Buffett knows that gold ownership in the United States was illegal from 1933 until 1975. Anyone who had tried to buy $10,000 worth of gold in 1942 would have had zero gold, but would face a nice long term in a federal penitentiary. Between 1933 and 1971, gold was the plaything of governments and central banks, the victim of numerous attempts to artificially suppress its market price in the face of Federal Reserve money creation.
In a free market, gold would have appreciated rapidly once it became clear that the dollars being created by the Fed were no longer backed by the gold the US government claimed they were. In fact, the market price of gold did breach the $35 peg several times, yet Western governments still attempted to defend the peg, through agreements such as the London Gold Pool.
Once it was clear that the $35 gold peg could not be sustained, and the US government continued to hemorrhage gold due to foreign government redemptions, President Nixon closed the gold window in 1971. Thereafter, gold was treated as just another commodity, subject to the whims of the market.
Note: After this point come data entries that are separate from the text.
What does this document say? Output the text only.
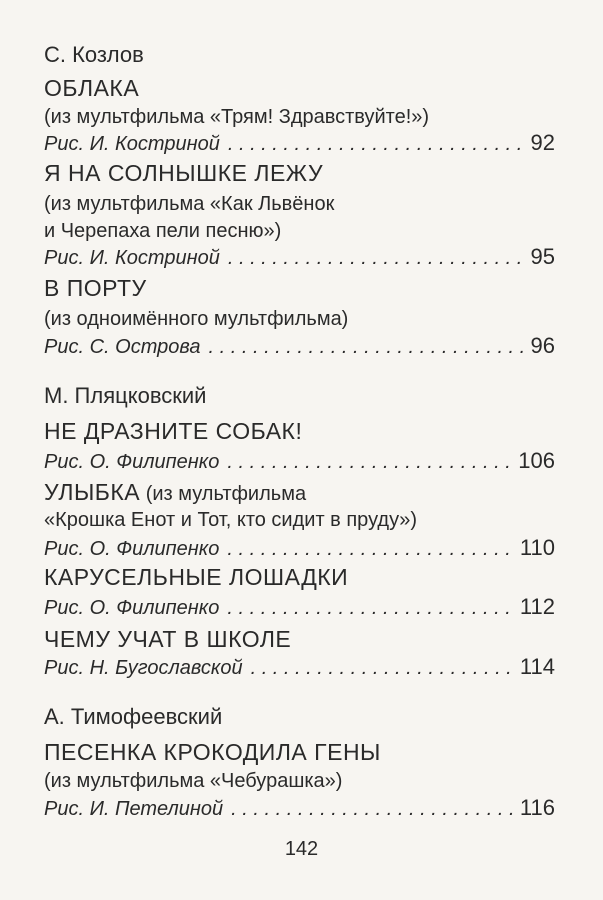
С. Козлов
ОБЛАКА
(из мультфильма «Трям! Здравствуйте!»)
Рис. И. Костриной . . .	92
Я НА СОЛНЫШКЕ ЛЕЖУ
(из мультфильма «Как Львёнок
и Черепаха пели песню»)
Рис. И. Костриной . . .	95
В ПОРТУ
(из одноимённого мультфильма)
Рис. С. Острова . . .	96
М. Пляцковский
НЕ ДРАЗНИТЕ СОБАК!
Рис. О. Филипенко . . .	106
УЛЫБКА (из мультфильма
«Крошка Енот и Тот, кто сидит в пруду»)
Рис. О. Филипенко . . .	110
КАРУСЕЛЬНЫЕ ЛОШАДКИ
Рис. О. Филипенко . . .	112
ЧЕМУ УЧАТ В ШКОЛЕ
Рис. Н. Бугославской . . .	114
А. Тимофеевский
ПЕСЕНКА КРОКОДИЛА ГЕНЫ
(из мультфильма «Чебурашка»)
Рис. И. Петелиной . . .	116
142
And what has gold’s performance been since that time?
Since the gold window was closed, gold’s price has increased from around $42 per ounce (it’s been officially valued by the government at $42.22 per ounce since 1973) to over $1,300 per ounce. That’s an average annual increase of 7.6%. Buffett’s vaunted S&P 500, on the other hand, has gone from 98.76 to around 2,660, an average annual increase of 7.3%. So investors who were able to capitalize on gold’s newfound freedom in 1971 have actually seen superior performance to stock markets.
Unfortunately, American investors were still forbidden from investing in gold until 1975, thus missing out on much of gold’s early gains in the post-Bretton Woods era. But that doesn’t mean it’s too late to invest in gold or that gold won’t continue to perform well. Gold’s performance in the 21st century has been even greater against stock markets. Since the beginning of the century, gold has nearly quintupled from $268 per ounce, an average annual increase of 9.6%. The S&P 500, on the other hand, has only doubled, meaning an average annual increase of 4.1%. That’s pretty impressive performance from gold.
There’s nothing wrong with investing in stocks, and they form part of a well-diversified portfolio. But to say that they are universally superior to gold just isn’t supported by the numbers. It’s clear that gold not only can be part of a well-diversified investment portfolio, but it can also outperform stocks if investors do their homework. Particularly in recent years when consistent investment growth has been hard to come by, and in a future in which large continued stock market gains may no longer be a given, investing in gold may be the best way for many investors to get ahead.